How can I recover, just delete /re-install the hypervisor and reconnect?

olivierlambert

That's probably the issue (MTU mismatch). It's very likely "MTU 9000 everywhere" isn't true and that's causing the problem. Please review first that MTU is correctly set to the same value everywhere.

Murf

@olivierlambert Thanks, I have tried using xe-reset-networking and the emergency network reset function in the UI of XCP-NG and neither seem to work to reset the management Interface, after rebooting they still have no interfaces at all (which happened when the failed uplink bond was created).
I will probably need to wipe and re-install to get traction again.
Also I am confused with the MTU.
The servers we are using are configured (using a server profile template) that we also use with vMware, and the uplinks on those are all MTU 9000 both in the VNIC templates (ie hardware side) and in the distributed vSwitches in vCenter (equivalent of bonded interfaces in XO?)
If their was a problem with MTU, I would have though they would not work either.
I will keep at it, thanks for the help.

olivierlambert

Keep us posted if you are stuck again, let us know

Murf

@olivierlambert I have rebuilt the servers, and configured Pool networking successfully keeping the MTU at 1500.
However when I create a VIF on one link for usage in a VM I kept getting data timeouts in ssh sessions and server (VM) access to resources, and setting the VIF and the underlying PIF to MTU 9000 resolved the issue.

I am assuming I will need to do the same to the rest of my links, including the management one, but I dont want to end up in the same situation as before and lose my cluster. Any suggestions?!
Thanks.

Brett.

olivierlambert

Ping @bleader

bleader

The original problem could be a known issue when creating bond including the management interface that we have to investigate. Although the emergency network reset should have fixed that, so maybe it is a mix of the bond creation issue and MTU issue.

In the reinstalled pool, did you create the bonds already? If so I would think changing the MTU should be fine, especially as it worked on other PIF, but with MTU issue it is often quite sneaky, so I would not make any promises either.

Murf

@bleader said in Created a new bond interface and lost management connectivity to hosts:

The original problem could be a known issue when creating bond including the management interface that we have to investigate. Although the emergency network reset should have fixed that, so maybe it is a mix of the bond creation issue and MTU issue.

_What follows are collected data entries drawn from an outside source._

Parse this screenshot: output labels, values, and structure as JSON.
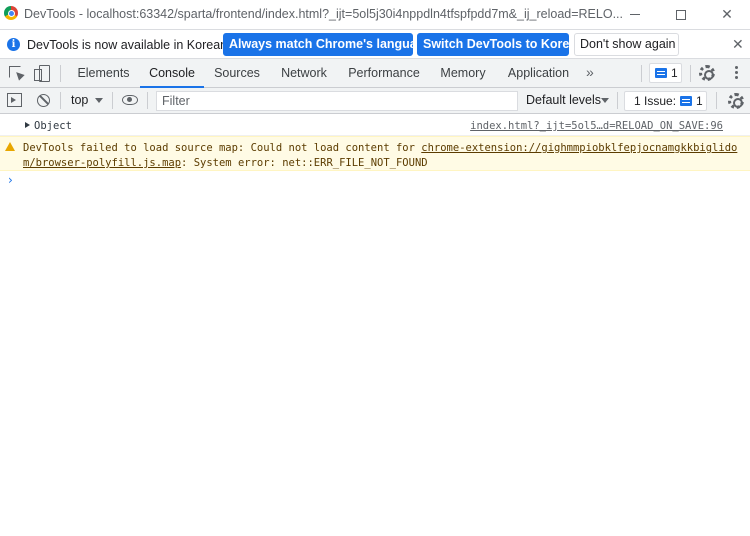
{
  "window": {
    "title": "DevTools - localhost:63342/sparta/frontend/index.html?_ijt=5ol5j30i4nppdln4tfspfpdd7m&_ij_reload=RELO..."
  },
  "infobar": {
    "message": "DevTools is now available in Korean!",
    "match_button": "Always match Chrome's language",
    "switch_button": "Switch DevTools to Korean",
    "dismiss_button": "Don't show again",
    "close_glyph": "✕"
  },
  "tabs": [
    {
      "label": "Elements"
    },
    {
      "label": "Console"
    },
    {
      "label": "Sources"
    },
    {
      "label": "Network"
    },
    {
      "label": "Performance"
    },
    {
      "label": "Memory"
    },
    {
      "label": "Application"
    }
  ],
  "active_tab": "Console",
  "more_tabs_glyph": "»",
  "issues_count": "1",
  "console_toolbar": {
    "context": "top",
    "filter_placeholder": "Filter",
    "levels": "Default levels",
    "issue_label": "1 Issue:",
    "issue_count": "1"
  },
  "messages": {
    "object_label": "Object",
    "object_source": "index.html?_ijt=5ol5…d=RELOAD_ON_SAVE:96",
    "warning_prefix": "DevTools failed to load source map: Could not load content for ",
    "warning_link": "chrome-extension://gighmmpiobklfepjocnamgkkbiglidom/browser-polyfill.js.map",
    "warning_suffix": ": System error: net::ERR_FILE_NOT_FOUND"
  },
  "prompt_glyph": "›",
  "colors": {
    "accent": "#1a73e8",
    "warning_bg": "#fffbe5",
    "warning_text": "#5c3c00",
    "warning_icon": "#e8a600",
    "toolbar_bg": "#f1f3f4"
  },
  "icons": [
    "chrome-logo-icon",
    "info-icon",
    "inspect-icon",
    "device-toggle-icon",
    "message-icon",
    "gear-icon",
    "kebab-menu-icon",
    "sidebar-toggle-icon",
    "clear-console-icon",
    "eye-icon",
    "warning-icon",
    "expand-arrow-icon"
  ]
}
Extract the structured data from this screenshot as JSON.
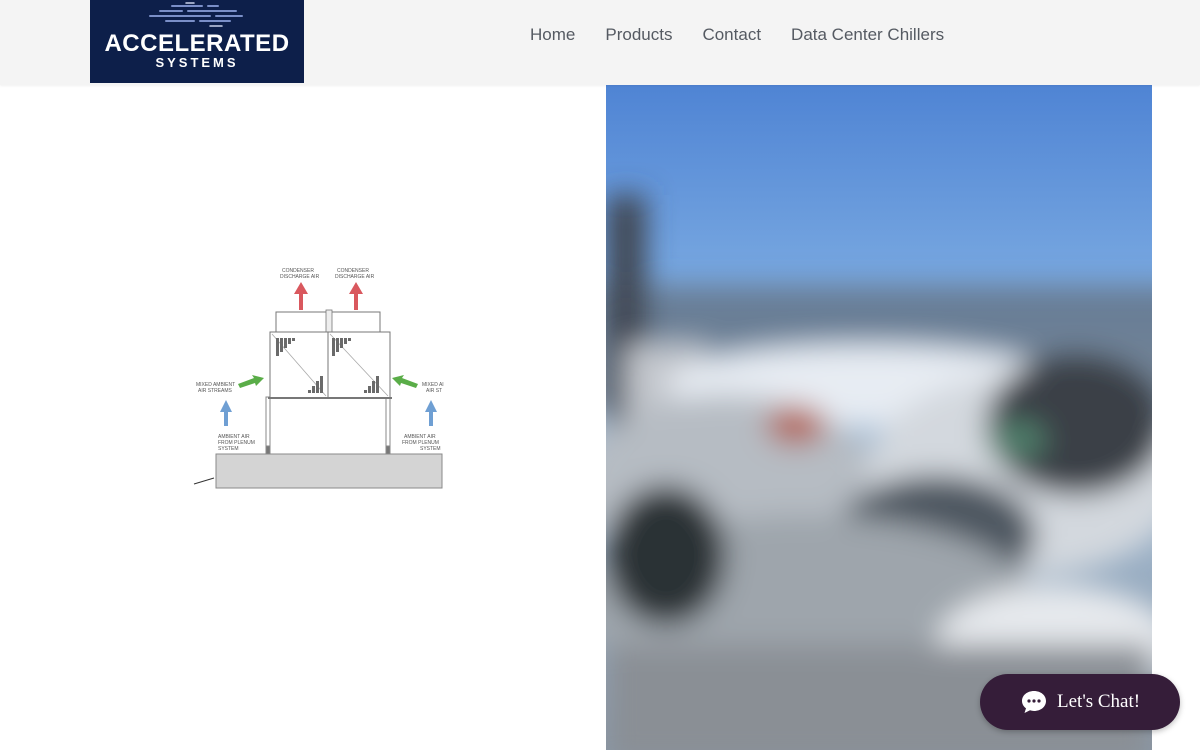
{
  "brand": {
    "name_line1": "ACCELERATED",
    "name_line2": "SYSTEMS",
    "background_color": "#0d1f4a",
    "accent_color": "#7a8fc8"
  },
  "nav": {
    "items": [
      {
        "label": "Home"
      },
      {
        "label": "Products"
      },
      {
        "label": "Contact"
      },
      {
        "label": "Data Center Chillers"
      }
    ]
  },
  "diagram": {
    "labels": {
      "discharge_left": [
        "CONDENSER",
        "DISCHARGE AIR"
      ],
      "discharge_right": [
        "CONDENSER",
        "DISCHARGE AIR"
      ],
      "mixed_left": [
        "MIXED AMBIENT",
        "AIR STREAMS"
      ],
      "mixed_right": [
        "MIXED AI",
        "AIR ST"
      ],
      "ambient_left": [
        "AMBIENT AIR",
        "FROM PLENUM",
        "SYSTEM"
      ],
      "ambient_right": [
        "AMBIENT AIR",
        "FROM PLENUM",
        "SYSTEM"
      ]
    },
    "colors": {
      "discharge_arrow": "#d9585e",
      "mixed_arrow": "#5aad48",
      "ambient_arrow": "#6f9fd3"
    }
  },
  "photo": {
    "description_icon": "blurred-outdoor-photo"
  },
  "chat": {
    "label": "Let's Chat!",
    "icon": "chat-bubble-icon",
    "background_color": "#351d39"
  }
}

In the reinstalled pool, did you create the bonds already? If so I would think changing the MTU should be fine, especially as it worked on other PIF, but with MTU issue it is often quite sneaky, so I would not make any promises either.

Yes I have recreated them, but I am not game enough yet to change the management interfaces to MTU 9000, though I have done on bridge interfaces for VMs, because I was losing ssh sessions, and this solved the issue. Also, the bonded storage interface is MTU 9000 no problem.